By analyzing existing cross correlation between Main Street Capital and Oxford Square Capital, you can compare the effects of market volatilities on Main Street and Oxford Square and check how they will diversify away market risk if combined in the same portfolio for a given time horizon. You can also utilize pair trading strategies of matching a long position in Main Street with a short position of Oxford Square. Check out your portfolio center. Please also check ongoing floating volatility patterns of Main Street and Oxford Square.
Diversification Opportunities for Main Street and Oxford Square
0.43 | Correlation Coefficient |
Very weak diversification
The 3 months correlation between Main and Oxford is 0.43. Overlapping area represents the amount of risk that can be diversified away by holding Main Street Capital and Oxford Square Capital in the same portfolio, assuming nothing else is changed. The correlation between historical prices or returns on Oxford Square Capital and Main Street is a relative statistical measure of the degree to which these equity instruments tend to move together. The correlation coefficient measures the extent to which returns on Main Street Capital are associated (or correlated) with Oxford Square. Values of the correlation coefficient range from -1 to +1, where. The correlation of zero (0) is possible when the price movement of Oxford Square Capital has no effect on the direction of Main Street i.e., Main Street and Oxford Square go up and down completely randomly.
Pair Corralation between Main Street and Oxford Square
Given the investment horizon of 90 days Main Street is expected to generate 5.26 times less return on investment than Oxford Square. In addition to that, Main Street is 1.21 times more volatile than Oxford Square Capital. It trades about 0.02 of its total potential returns per unit of risk. Oxford Square Capital is currently generating about 0.12 per unit of volatility. If you would invest 237.00 in Oxford Square Capital on December 27, 2024 and sell it today you would earn a total of 20.00 from holding Oxford Square Capital or generate 8.44% return on investment over 90 days.

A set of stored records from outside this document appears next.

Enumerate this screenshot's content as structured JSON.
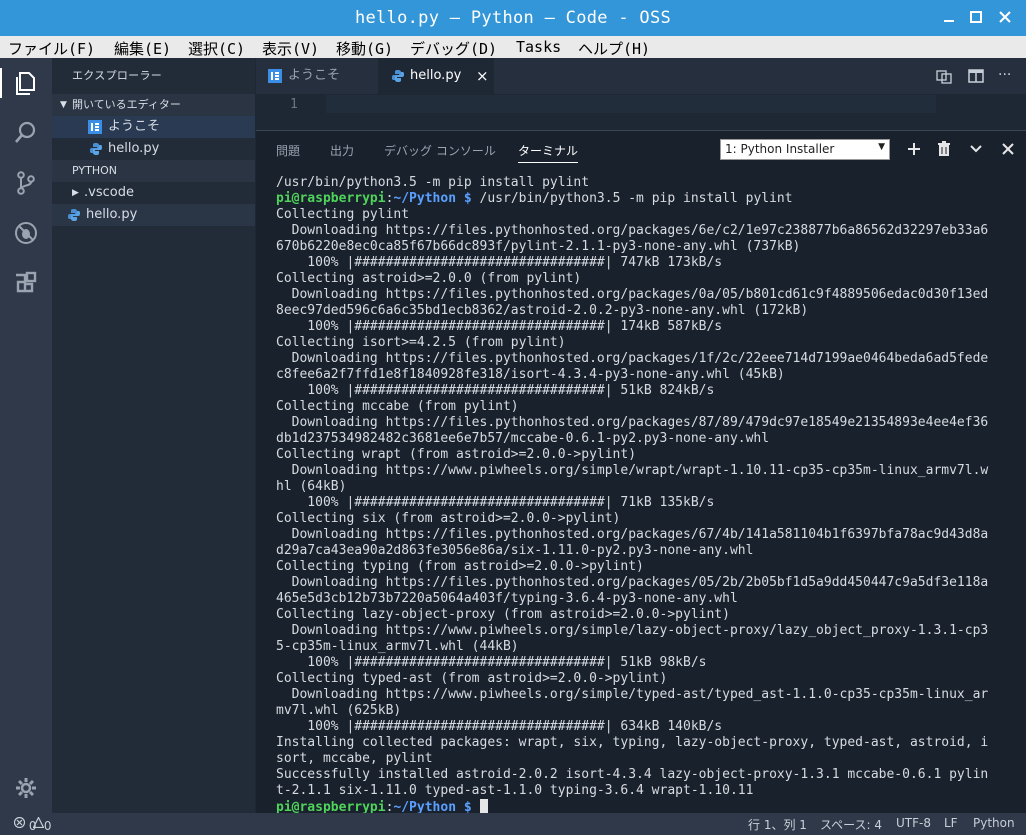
{
  "window": {
    "title": "hello.py — Python — Code - OSS"
  },
  "menu": [
    "ファイル(F)",
    "編集(E)",
    "選択(C)",
    "表示(V)",
    "移動(G)",
    "デバッグ(D)",
    "Tasks",
    "ヘルプ(H)"
  ],
  "sidebar": {
    "title": "エクスプローラー",
    "open_editors_header": "開いているエディター",
    "open_editors": [
      "ようこそ",
      "hello.py"
    ],
    "folder_header": "PYTHON",
    "files": [
      ".vscode",
      "hello.py"
    ]
  },
  "tabs": [
    {
      "label": "ようこそ"
    },
    {
      "label": "hello.py",
      "close": "×"
    }
  ],
  "editor": {
    "line_number": "1"
  },
  "panel": {
    "tabs": [
      "問題",
      "出力",
      "デバッグ コンソール",
      "ターミナル"
    ],
    "terminal_select": "1: Python Installer"
  },
  "terminal": {
    "first_line": "/usr/bin/python3.5 -m pip install pylint",
    "prompt_user": "pi@raspberrypi",
    "prompt_sep": ":",
    "prompt_path": "~/Python $",
    "command": " /usr/bin/python3.5 -m pip install pylint",
    "output": "Collecting pylint\n  Downloading https://files.pythonhosted.org/packages/6e/c2/1e97c238877b6a86562d32297eb33a6\n670b6220e8ec0ca85f67b66dc893f/pylint-2.1.1-py3-none-any.whl (737kB)\n    100% |################################| 747kB 173kB/s\nCollecting astroid>=2.0.0 (from pylint)\n  Downloading https://files.pythonhosted.org/packages/0a/05/b801cd61c9f4889506edac0d30f13ed\n8eec97ded596c6a6c35bd1ecb8362/astroid-2.0.2-py3-none-any.whl (172kB)\n    100% |################################| 174kB 587kB/s\nCollecting isort>=4.2.5 (from pylint)\n  Downloading https://files.pythonhosted.org/packages/1f/2c/22eee714d7199ae0464beda6ad5fede\nc8fee6a2f7ffd1e8f1840928fe318/isort-4.3.4-py3-none-any.whl (45kB)\n    100% |################################| 51kB 824kB/s\nCollecting mccabe (from pylint)\n  Downloading https://files.pythonhosted.org/packages/87/89/479dc97e18549e21354893e4ee4ef36\ndb1d237534982482c3681ee6e7b57/mccabe-0.6.1-py2.py3-none-any.whl\nCollecting wrapt (from astroid>=2.0.0->pylint)\n  Downloading https://www.piwheels.org/simple/wrapt/wrapt-1.10.11-cp35-cp35m-linux_armv7l.w\nhl (64kB)\n    100% |################################| 71kB 135kB/s\nCollecting six (from astroid>=2.0.0->pylint)\n  Downloading https://files.pythonhosted.org/packages/67/4b/141a581104b1f6397bfa78ac9d43d8a\nd29a7ca43ea90a2d863fe3056e86a/six-1.11.0-py2.py3-none-any.whl\nCollecting typing (from astroid>=2.0.0->pylint)\n  Downloading https://files.pythonhosted.org/packages/05/2b/2b05bf1d5a9dd450447c9a5df3e118a\n465e5d3cb12b73b7220a5064a403f/typing-3.6.4-py3-none-any.whl\nCollecting lazy-object-proxy (from astroid>=2.0.0->pylint)\n  Downloading https://www.piwheels.org/simple/lazy-object-proxy/lazy_object_proxy-1.3.1-cp3\n5-cp35m-linux_armv7l.whl (44kB)\n    100% |################################| 51kB 98kB/s\nCollecting typed-ast (from astroid>=2.0.0->pylint)\n  Downloading https://www.piwheels.org/simple/typed-ast/typed_ast-1.1.0-cp35-cp35m-linux_ar\nmv7l.whl (625kB)\n    100% |################################| 634kB 140kB/s\nInstalling collected packages: wrapt, six, typing, lazy-object-proxy, typed-ast, astroid, i\nsort, mccabe, pylint\nSuccessfully installed astroid-2.0.2 isort-4.3.4 lazy-object-proxy-1.3.1 mccabe-0.6.1 pylin\nt-2.1.1 six-1.11.0 typed-ast-1.1.0 typing-3.6.4 wrapt-1.10.11",
    "final_prompt_path": "~/Python $"
  },
  "status": {
    "errors": "0",
    "warnings": "0",
    "position": "行 1、列 1",
    "spaces": "スペース: 4",
    "encoding": "UTF-8",
    "eol": "LF",
    "language": "Python"
  },
  "colors": {
    "titlebar": "#3396d8",
    "accent": "#4fd35a",
    "path": "#5aa0ff"
  }
}
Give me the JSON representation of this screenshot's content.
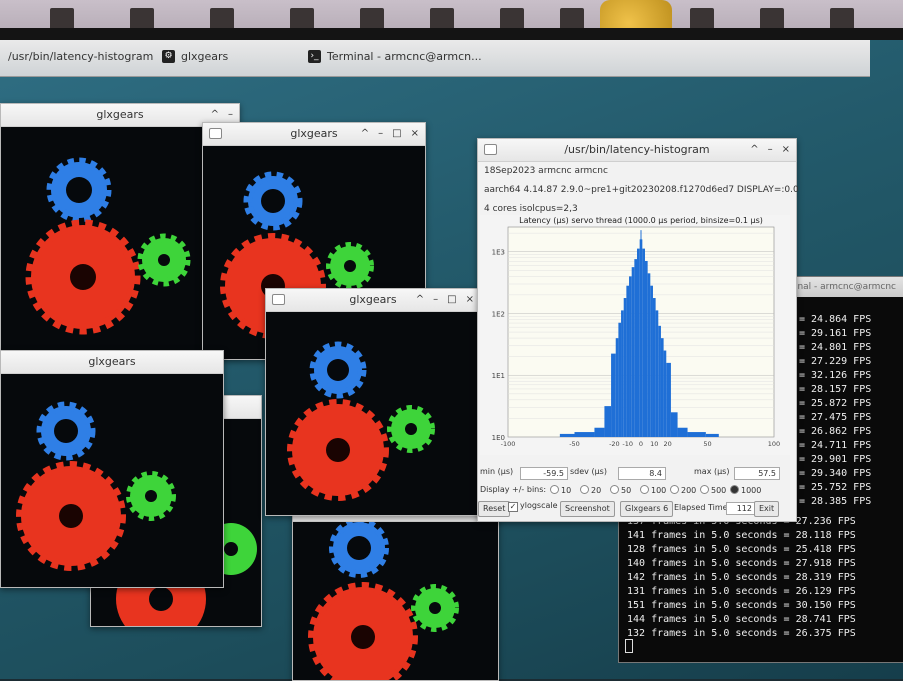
{
  "taskbar": {
    "items": [
      {
        "label": "/usr/bin/latency-histogram"
      },
      {
        "label": "glxgears"
      },
      {
        "label": "Terminal - armcnc@armcn..."
      }
    ]
  },
  "glx_windows": [
    {
      "title": "glxgears"
    },
    {
      "title": "glxgears"
    },
    {
      "title": "glxgears"
    },
    {
      "title": "glxgears"
    },
    {
      "title": "glxgears"
    },
    {
      "title": "glxgears"
    }
  ],
  "window_controls": {
    "minimize": "–",
    "maximize": "□",
    "close": "×",
    "shade": "^"
  },
  "colors": {
    "gear_red": "#e8341f",
    "gear_green": "#3ed43a",
    "gear_blue": "#2f7fe6",
    "histogram": "#1f6fd6"
  },
  "latency": {
    "title": "/usr/bin/latency-histogram",
    "info1": "18Sep2023 armcnc armcnc",
    "info2": "aarch64  4.14.87  2.9.0~pre1+git20230208.f1270d6ed7  DISPLAY=:0.0",
    "info3": "4 cores  isolcpus=2,3",
    "chart_title": "Latency (µs) servo thread (1000.0 µs period, binsize=0.1 µs)",
    "min_label": "min (µs)",
    "min_value": "-59.5",
    "sdev_label": "sdev (µs)",
    "sdev_value": "8.4",
    "max_label": "max (µs)",
    "max_value": "57.5",
    "bins_label": "Display +/- bins:",
    "bins": [
      "10",
      "20",
      "50",
      "100",
      "200",
      "500",
      "1000"
    ],
    "selected_bin": "1000",
    "reset_label": "Reset",
    "ylog_label": "ylogscale",
    "screenshot_label": "Screenshot",
    "glx_label": "Glxgears",
    "glx_count": "6",
    "elapsed_label": "Elapsed Time:",
    "elapsed_value": "112",
    "exit_label": "Exit"
  },
  "chart_data": {
    "type": "bar",
    "title": "Latency (µs) servo thread (1000.0 µs period, binsize=0.1 µs)",
    "x_tick_labels": [
      "-100",
      "-50",
      "-20",
      "-10",
      "0",
      "10",
      "20",
      "50",
      "100"
    ],
    "y_tick_labels": [
      "1E0",
      "1E1",
      "1E2",
      "1E3"
    ],
    "xlim": [
      -100,
      100
    ],
    "ylim_log10": [
      0,
      3.4
    ],
    "y_scale": "log",
    "grid": true,
    "legend": "none",
    "x": [
      -60,
      -40,
      -30,
      -25,
      -20,
      -18,
      -16,
      -14,
      -12,
      -10,
      -8,
      -6,
      -4,
      -2,
      0,
      2,
      4,
      6,
      8,
      10,
      12,
      14,
      16,
      18,
      20,
      25,
      30,
      40,
      57.5
    ],
    "values_log10": [
      0.05,
      0.08,
      0.15,
      0.5,
      1.35,
      1.6,
      1.85,
      2.05,
      2.25,
      2.45,
      2.6,
      2.75,
      2.88,
      3.05,
      3.2,
      3.05,
      2.85,
      2.65,
      2.45,
      2.25,
      2.05,
      1.8,
      1.6,
      1.4,
      1.2,
      0.4,
      0.15,
      0.08,
      0.05
    ]
  },
  "terminal": {
    "title": "Terminal - armcnc@armcnc",
    "fps_values": [
      "= 24.864 FPS",
      "= 29.161 FPS",
      "= 24.801 FPS",
      "= 27.229 FPS",
      "= 32.126 FPS",
      "= 28.157 FPS",
      "= 25.872 FPS",
      "= 27.475 FPS",
      "= 26.862 FPS",
      "= 24.711 FPS",
      "= 29.901 FPS",
      "= 29.340 FPS",
      "= 25.752 FPS",
      "= 28.385 FPS"
    ],
    "lines": [
      "137 frames in 5.0 seconds = 27.236 FPS",
      "141 frames in 5.0 seconds = 28.118 FPS",
      "128 frames in 5.0 seconds = 25.418 FPS",
      "140 frames in 5.0 seconds = 27.918 FPS",
      "142 frames in 5.0 seconds = 28.319 FPS",
      "131 frames in 5.0 seconds = 26.129 FPS",
      "151 frames in 5.0 seconds = 30.150 FPS",
      "144 frames in 5.0 seconds = 28.741 FPS",
      "132 frames in 5.0 seconds = 26.375 FPS"
    ]
  }
}
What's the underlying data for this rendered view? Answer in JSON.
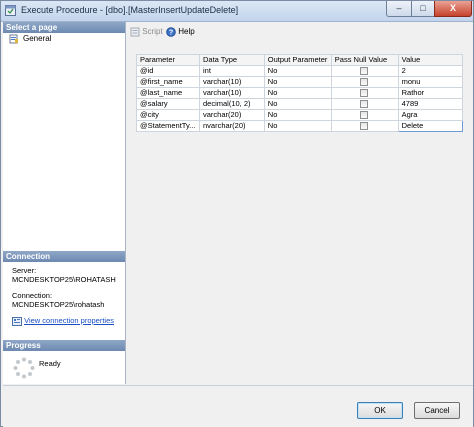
{
  "window": {
    "title": "Execute Procedure - [dbo].[MasterInsertUpdateDelete]",
    "min_glyph": "–",
    "max_glyph": "□",
    "close_glyph": "X"
  },
  "left_pane": {
    "select_page_header": "Select a page",
    "pages": [
      {
        "label": "General",
        "icon": "general-page-icon"
      }
    ],
    "connection_header": "Connection",
    "server_label": "Server:",
    "server_value": "MCNDESKTOP25\\ROHATASH",
    "connection_label": "Connection:",
    "connection_value": "MCNDESKTOP25\\rohatash",
    "view_connection_link": "View connection properties",
    "progress_header": "Progress",
    "progress_status": "Ready"
  },
  "toolbar": {
    "script_label": "Script",
    "help_label": "Help"
  },
  "grid": {
    "columns": [
      "Parameter",
      "Data Type",
      "Output Parameter",
      "Pass Null Value",
      "Value"
    ],
    "rows": [
      {
        "parameter": "@id",
        "data_type": "int",
        "output": "No",
        "pass_null": false,
        "value": "2"
      },
      {
        "parameter": "@first_name",
        "data_type": "varchar(10)",
        "output": "No",
        "pass_null": false,
        "value": "monu"
      },
      {
        "parameter": "@last_name",
        "data_type": "varchar(10)",
        "output": "No",
        "pass_null": false,
        "value": "Rathor"
      },
      {
        "parameter": "@salary",
        "data_type": "decimal(10, 2)",
        "output": "No",
        "pass_null": false,
        "value": "4789"
      },
      {
        "parameter": "@city",
        "data_type": "varchar(20)",
        "output": "No",
        "pass_null": false,
        "value": "Agra"
      },
      {
        "parameter": "@StatementTy...",
        "data_type": "nvarchar(20)",
        "output": "No",
        "pass_null": false,
        "value": "Delete"
      }
    ]
  },
  "footer": {
    "ok_label": "OK",
    "cancel_label": "Cancel"
  },
  "colors": {
    "link": "#1a4fc6",
    "section_header": "#6d89b1",
    "close_button": "#c6422b"
  }
}
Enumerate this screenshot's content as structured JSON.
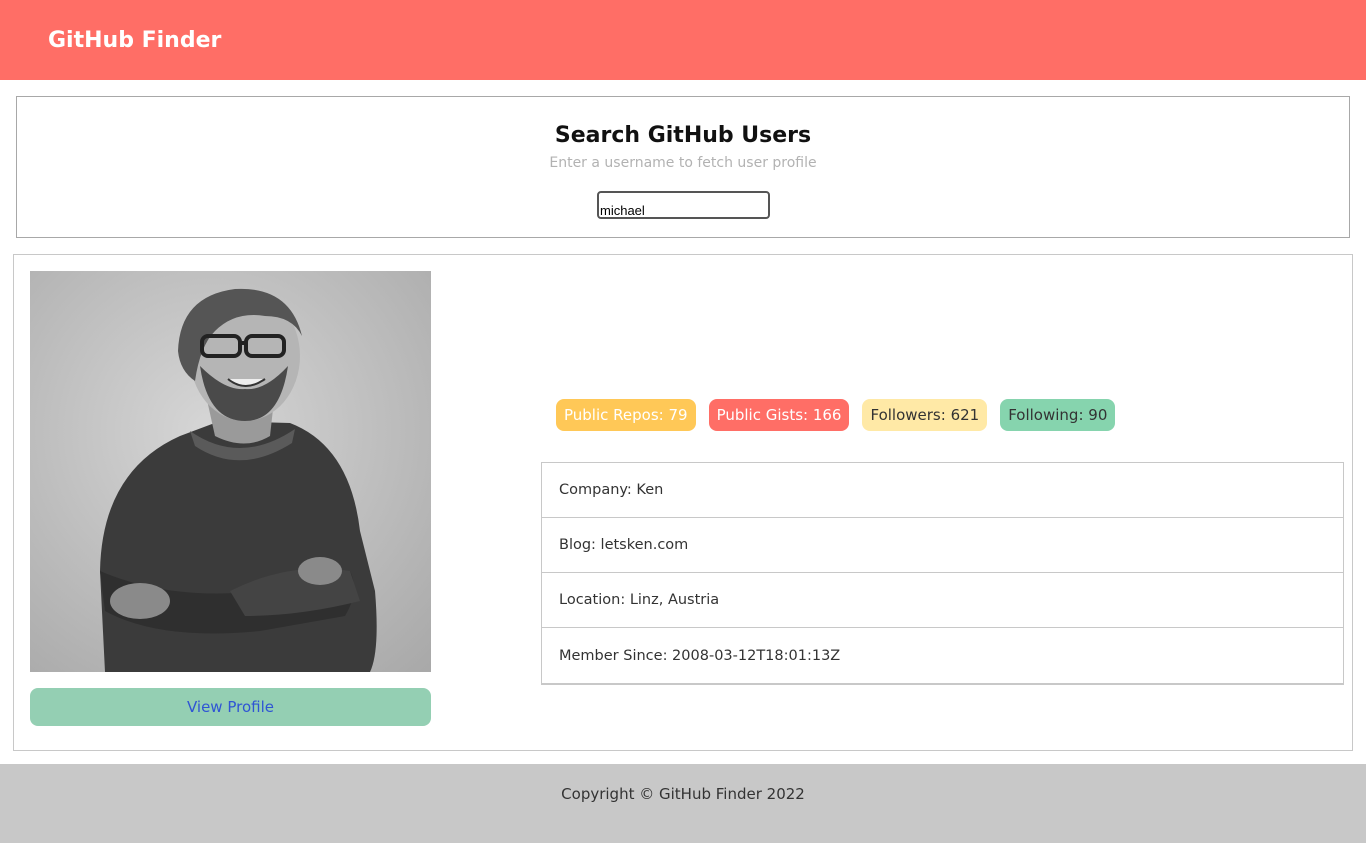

Time Period | 3 Months [change] |
Direction | Moves Together |
Strength | Weak |
Accuracy | 100.0% |
Values | Daily Returns |
Main Street Capital vs. Oxford Square Capital
Performance |
Timeline |
Main Street Capital |
Oxford Square Capital |
Main Street and Oxford Square Volatility Contrast
Predicted Return Density |
Returns |
Pair Trading with Main Street and Oxford Square
The main advantage of trading using opposite Main Street and Oxford Square positions is that it hedges away some unsystematic risk. Because of two separate transactions, even if Main Street position performs unexpectedly, Oxford Square can make up some of the losses. Pair trading also minimizes risk from directional movements in the market. For example, if an entire industry or sector drops because of unexpected headlines, the short position in Oxford Square will offset losses from the drop in Oxford Square's long position.Main Street vs. Gladstone Capital | Main Street vs. PennantPark Floating Rate | Main Street vs. Horizon Technology Finance | Main Street vs. Prospect Capital |
Oxford Square vs. Eagle Point Credit | Oxford Square vs. Cornerstone Strategic Return | Oxford Square vs. Cornerstone Strategic Value | Oxford Square vs. Guggenheim Strategic Opportunities |
Check out your portfolio center.Note that this page's information should be used as a complementary analysis to find the right mix of equity instruments to add to your existing portfolios or create a brand new portfolio. You can also try the Stocks Directory module to find actively traded stocks across global markets.